Ohio State is facing a bowl ban next season and reduction in scholarships over the next three years. But despite all that baggage, new Buckeyes head coach Urban Meyer managed to land what by all accounts is one of the top recruiting classes entering the 2012 season.
The Buckeyes received 25 signed national letters of intent Wednesday, including a couple of late surprise additions to round out Meyer's first recruiting class. And a quick glance at what this class looked like pre-Meyer and post-Meyer shows why Ohio State is paying him a $4 million dollar base salary.
The man can flat-out recruit.
Whether going by Rivals, Scout or ESPN, Ohio State's '12 class is among the nation's best, and the consensus top class in the Big Ten. The pride of the class are blue-chip defensive end prospects Noah Spence and Adolphus Washington, both a pair of explosive pass-rushers and terrific athletes, and both ranked in the top three among defensive line recruits in the nation.
(By the way, the folks over at Eleven Warriors have a great breakdown of the 2012 class.)
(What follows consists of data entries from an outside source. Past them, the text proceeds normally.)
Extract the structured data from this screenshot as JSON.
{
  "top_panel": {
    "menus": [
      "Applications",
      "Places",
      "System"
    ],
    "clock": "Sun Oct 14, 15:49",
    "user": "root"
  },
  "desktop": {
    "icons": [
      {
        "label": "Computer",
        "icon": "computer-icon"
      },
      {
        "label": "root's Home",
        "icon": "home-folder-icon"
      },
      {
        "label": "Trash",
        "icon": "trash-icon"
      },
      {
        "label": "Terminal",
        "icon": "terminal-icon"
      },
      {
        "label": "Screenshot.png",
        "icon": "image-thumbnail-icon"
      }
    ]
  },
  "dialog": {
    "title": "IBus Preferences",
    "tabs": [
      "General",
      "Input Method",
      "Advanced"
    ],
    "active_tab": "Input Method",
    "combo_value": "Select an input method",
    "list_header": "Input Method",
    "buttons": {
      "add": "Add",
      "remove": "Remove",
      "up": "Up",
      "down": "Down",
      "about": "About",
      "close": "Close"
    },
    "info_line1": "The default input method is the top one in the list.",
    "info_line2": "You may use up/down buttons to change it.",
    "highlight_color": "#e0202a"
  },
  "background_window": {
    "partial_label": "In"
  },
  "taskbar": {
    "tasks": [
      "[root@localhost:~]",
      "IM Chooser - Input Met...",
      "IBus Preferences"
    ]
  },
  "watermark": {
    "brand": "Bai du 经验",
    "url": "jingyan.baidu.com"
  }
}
There were also a few surprise additions today for the Buckeyes, albeit very pleasant ones. Four-star rated offensive lineman Kyle Dodson and Jamal Marcus intentions were for the most part unknown heading into Signing Day and both ended up in the Scarlet and Gray. Dodson, a behemoth 6-foot-6, 310-pounder from Cleveland Heights, is expected to book end the Buckeye offensive line for some time. He had flirted with Wisconsin before family helped guide him to remain in-state.
Much the emphasis on this year's recruiting class was on the defensive side of the ball, which includes five defensive lineman — four are at least four-star rated — four linebackers and four defensive backs. The Buckeyes also focused on improving what at times last season was a woefully inept offensive line by adding five recruits — including three four-star prospects and another Boren.
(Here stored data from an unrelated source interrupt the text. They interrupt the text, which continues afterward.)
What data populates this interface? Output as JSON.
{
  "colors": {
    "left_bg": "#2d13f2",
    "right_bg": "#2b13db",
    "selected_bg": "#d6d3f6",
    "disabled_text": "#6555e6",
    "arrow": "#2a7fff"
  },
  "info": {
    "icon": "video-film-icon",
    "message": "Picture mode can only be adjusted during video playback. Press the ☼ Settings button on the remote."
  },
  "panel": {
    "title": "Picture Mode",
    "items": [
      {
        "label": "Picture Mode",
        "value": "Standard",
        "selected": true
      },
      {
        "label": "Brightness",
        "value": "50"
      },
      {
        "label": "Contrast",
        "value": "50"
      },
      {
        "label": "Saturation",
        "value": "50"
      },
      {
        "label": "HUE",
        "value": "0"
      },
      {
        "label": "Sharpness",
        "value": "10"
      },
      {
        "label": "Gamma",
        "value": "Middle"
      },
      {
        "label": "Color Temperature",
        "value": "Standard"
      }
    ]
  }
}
Ohio State did, however, add some skill player that could make a major impact on the offense in years to come. They landed the two top-rated running backs in-state, both ranked in the top 25 nationally in Canton GlenOak's Brionte Dunn and Columbus St. Francis DeSales' Warren Ball. Both are north of 6-foot-1 and 210-pounds and could push the existing stable of 'backs for carries, although if tradition keeps, one or both will be redshirted next season.
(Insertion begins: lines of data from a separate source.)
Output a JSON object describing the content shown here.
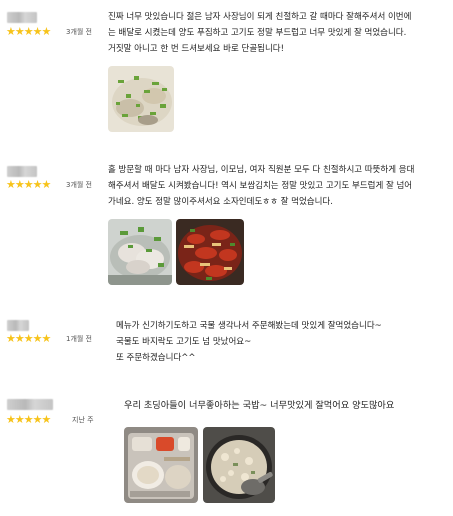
{
  "reviews": [
    {
      "stars": "★★★★★",
      "date": "3개월 전",
      "text": "진짜 너무 맛있습니다 젊은 남자 사장님이 되게 친절하고 갈 때마다 잘해주셔서 이번에\n는 배달로 시켰는데 양도 푸짐하고 고기도 정말 부드럽고 너무 맛있게 잘 먹었습니다.\n거짓말 아니고 한 번 드셔보세요 바로 단골됩니다!"
    },
    {
      "stars": "★★★★★",
      "date": "3개월 전",
      "text": "홀 방문할 때 마다 남자 사장님, 이모님, 여자 직원분 모두 다 친절하시고 따뜻하게 응대\n해주셔서 배달도 시켜봤습니다! 역시 보쌈김치는 정말 맛있고 고기도 부드럽게 잘 넘어\n가네요. 양도 정말 많이주셔서요 소자인데도ㅎㅎ 잘 먹었습니다."
    },
    {
      "stars": "★★★★★",
      "date": "1개월 전",
      "text": "메뉴가 신기하기도하고 국물 생각나서 주문해봤는데 맛있게 잘먹었습니다~\n국물도 바지락도 고기도 넘 맛났어요~\n또 주문하겠습니다^^"
    },
    {
      "stars": "★★★★★",
      "date": "지난 주",
      "text": "우리 초딩아들이 너무좋아하는 국밥~ 너무맛있게 잘먹어요 양도많아요"
    }
  ],
  "colors": {
    "star": "#f7c31a",
    "text": "#222222",
    "date": "#555555"
  }
}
Fifteen of the 25-man recruiting class are from the state of Ohio, something we've mentioned would be crucial for interim head coach Luke Fickell and Meyer to carry over from the Jim Tressel regime. The Dispatch points out one of the strategies Meyer employed when making his pitch to players and families.
Part of the key, Meyer said, was to be proactive about the NCAA sanctions.
He acknowledged that the program was taken aback by the bowl ban. The strategy was to bring it up to recruits before they would even ask about it.
The Buckeyes were remarkably successful. Not only did they hold on to their own commitments, but they were able to persuade several other blue-chip players, including [Se'Von] Pittman, [Tommy] Schutt and [Taylor] Decker, to switch.
So full disclosure sometimes works to your advantage. Hear that, Gene Smith?
There's just one incy wincy thing, though, that could present a bit of a problem. By most reports, the Buckeyes have 59 players unofficially slotted to return next season. Add a 25-man recruiting class and that makes for 84 scholarships, which is one less than the Big Ten draws the line at. But part of Ohio State's NCAA sanctions is the reduction of nine scholarships over three years. That means Ohio State only has 82 scholarships to hand out next season.
Furthermore, The Dispatch reports that the Buckeyes are still awaiting final decisions from another pair of high-end wide outs in Stefon Diggs and Davonte Neal. There are loopholes that would allow the Buckeyes to sign more than 25 players to the recruting class, but they will still have to create
scholarships space for them on the roster. Running backs Jaamal Berry and Rod Smith would appear prime candidates after their off-the-field issues, but these are decisions that Meyer will not take lightly.
Regardless, there are hundreds of head coaches throughout the nation who would love to have Meyer's potential problems on their hands.